Inspeção não ouviu presencialmente a CEO da TAP “por uma questão de língua” (e ela acabou demitida). E o administrador financeiro não sabia da indemnização de €500.000 a Alexandra Reis

29 mar 2023, 20:49
António Manuel Ferreira dos Santos (Lusa)

Arrancou a comissão parlamentar de inquérito à TAP. Inspetor-geral das Finanças foi o primeiro ouvido. Para explicar o relatório da instituição sobre a indemnização a Alexandra Reis. E quem sabia o quê

O líder da Inspeção-Geral de Finanças (IGF) reconheceu que a presidente executiva da TAP em funções, Christine Ourmières-Widener, não foi ouvida presencialmente por aquela entidade “por uma questão de língua”. A CEO já foi demitida pelo Governo (que alega justa causa), continua em funções e já admitiu recorrer aos tribunais - uma das razões para isso é precisamente não ter sido ouvida pela inspeção.

No Parlamento, no arranque da comissão parlamentar de inquérito à gestão da TAP, António Manuel Ferreira dos Santos explicou que, dado o caráter técnico dos temas que queria esclarecer, a IGF enviou um conjunto de questões escritas em Português à CEO da TAP.

O facto de não ter sido ouvida presencialmente pela IGF está a ser usado pela gestora francesa para contestar o ofício da Direção-Geral do Tesouro e Finanças (DGTF) com o seu projeto de demissão.
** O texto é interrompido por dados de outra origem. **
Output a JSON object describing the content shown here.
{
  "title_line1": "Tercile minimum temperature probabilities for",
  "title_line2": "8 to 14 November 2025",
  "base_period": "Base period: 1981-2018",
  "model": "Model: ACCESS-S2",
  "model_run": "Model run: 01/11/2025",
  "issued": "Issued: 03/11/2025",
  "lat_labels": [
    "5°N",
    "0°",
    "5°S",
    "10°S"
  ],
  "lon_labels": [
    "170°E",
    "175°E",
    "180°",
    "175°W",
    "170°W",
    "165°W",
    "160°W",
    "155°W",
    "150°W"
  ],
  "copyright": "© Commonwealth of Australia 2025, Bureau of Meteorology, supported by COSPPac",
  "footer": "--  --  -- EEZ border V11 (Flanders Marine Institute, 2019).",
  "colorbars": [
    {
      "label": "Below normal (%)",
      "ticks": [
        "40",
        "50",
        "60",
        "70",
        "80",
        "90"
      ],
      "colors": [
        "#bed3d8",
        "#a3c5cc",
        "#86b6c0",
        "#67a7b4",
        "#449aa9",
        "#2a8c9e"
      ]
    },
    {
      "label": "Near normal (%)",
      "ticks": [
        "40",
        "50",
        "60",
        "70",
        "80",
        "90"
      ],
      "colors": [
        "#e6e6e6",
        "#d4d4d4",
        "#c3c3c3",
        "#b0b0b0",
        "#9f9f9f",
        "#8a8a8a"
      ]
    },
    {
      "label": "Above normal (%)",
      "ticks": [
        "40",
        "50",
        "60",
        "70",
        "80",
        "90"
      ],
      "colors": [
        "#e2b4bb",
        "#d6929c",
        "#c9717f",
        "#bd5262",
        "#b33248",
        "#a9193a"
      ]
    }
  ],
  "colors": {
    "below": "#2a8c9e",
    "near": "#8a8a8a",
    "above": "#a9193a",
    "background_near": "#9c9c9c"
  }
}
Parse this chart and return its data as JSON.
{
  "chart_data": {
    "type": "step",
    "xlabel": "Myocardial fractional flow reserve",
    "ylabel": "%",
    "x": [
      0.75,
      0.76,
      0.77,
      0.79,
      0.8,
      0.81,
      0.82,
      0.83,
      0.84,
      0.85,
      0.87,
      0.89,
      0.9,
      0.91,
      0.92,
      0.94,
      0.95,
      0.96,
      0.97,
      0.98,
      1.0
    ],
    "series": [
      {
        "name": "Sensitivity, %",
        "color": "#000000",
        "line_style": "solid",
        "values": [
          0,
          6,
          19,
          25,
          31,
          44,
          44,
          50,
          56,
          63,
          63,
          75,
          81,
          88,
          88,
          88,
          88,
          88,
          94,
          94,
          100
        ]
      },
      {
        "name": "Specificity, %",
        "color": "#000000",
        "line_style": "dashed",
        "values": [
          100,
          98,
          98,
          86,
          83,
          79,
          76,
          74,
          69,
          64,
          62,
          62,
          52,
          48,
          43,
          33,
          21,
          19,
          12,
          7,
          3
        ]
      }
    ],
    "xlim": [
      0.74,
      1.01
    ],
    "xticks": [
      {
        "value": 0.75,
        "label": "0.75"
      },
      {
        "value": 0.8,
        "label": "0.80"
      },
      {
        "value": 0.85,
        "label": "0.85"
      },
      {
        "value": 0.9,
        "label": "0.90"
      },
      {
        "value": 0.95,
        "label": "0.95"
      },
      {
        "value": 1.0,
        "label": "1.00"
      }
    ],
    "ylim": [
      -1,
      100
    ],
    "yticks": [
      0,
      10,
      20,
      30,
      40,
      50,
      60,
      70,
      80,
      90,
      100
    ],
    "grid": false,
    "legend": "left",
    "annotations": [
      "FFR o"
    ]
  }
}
Ainda assim, o inspetor-geral de Finanças, que obteve conhecimento desta posição pela imprensa, insistiu que a entidade sempre esteve “disponível” para ouvir Christine Ourmières-Widener se essa tivesse sido a sua vontade.

Para preparar o relatório sobre a polémica indemnização paga pela TAP a Alexandra Reis, a IGF ouviu a audição no Parlamento da CEO, aproveitando “aquilo que achámos conveniente” e juntando depois os esclarecimentos escritos, explicou António Manuel Ferreira dos Santos aos deputados.

Confrontado pelos parlamentares, que lembraram o uso de tradutor na Assembleia da República, o porta-voz da IGF reconheceu que podia ter sido seguida a mesma solução. “No fundo, havia questões específicas a que queríamos ter resposta por escrito. Não foi tanto a língua”, concretizou depois.

500.000 negociados "à margem do conselho de administração"

Neste arranque de comissão parlamentar de inquérito à gestão da TAP, o inspetor-geral de Finanças veio também desresponsabilizar o administrador financeiro da companhia aérea, Gonçalo Pires, do processo relativo à indemnização de meio milhão de euros a Alexandra Reis. “Toda a negociação terá ocorrido à margem do conselho de administração e da comissão executiva”, concretizou. Segundo António Manuel Ferreira dos Santos, o “processo de tomada de decisão e pagamento” foi conduzido por Christine Ourmières-Widener e Manuel Beja.

Já sobre o ex-ministro das Infraestruturas Pedro Nuno Santos e o ex-secretário de Estado das Infraestruturas Hugo Santos Mendes, assegurou que foram os únicos membros do Governo a par da indemnização, com “inegável intervenção no processo”, embora “revestida de elevado grau de informalidade”. Ambos, concretizou, terão confiado no “pressuposto da respetiva validade legal” assegurada pela CEO.

“Pelo que pudemos apurar, mais nenhum membro do Governo teve envolvimento ou conhecimento prévio do Governo”, acrescentou. Ou seja, é tirada responsabilidade ao antigo ministro das Finanças, João Leão, e da sua secretaria de Estado do Tesouro.

Confrontado sobre Medina, que assumiu funções já depois de decidida a indemnização, o líder da IGF também descartou responsabilidades.

Administrador financeiro sem conhecimento

Apesar da retirada de responsabilidades ao administrador financeiro, Gonçalo Pires - que vai ouvido pela comissão parlamentar de inquérito esta quinta-feira -, os deputados não ficaram satisfeitos com o cenário.

O PSD, através de Hugo Carneiro, exigiu que fosse lida a ata sobre a audição deste responsável, uma vez que ela não fazia parte da documentação enviada aos deputados. Embora escolhido pelo Estado, que é o acionista maioritário, António Manuel Ferreira dos Santos explicou que Gonçalo Pires não estava obrigado, na prática, a reportar à tutela.

Hugo Carneiro havia de insistir que Gonçalo Pires, apesar de não ter acesso ao processo de indemnização, tinha acesso aos registos da massa salarial, podendo identificar o diferencial acentuado.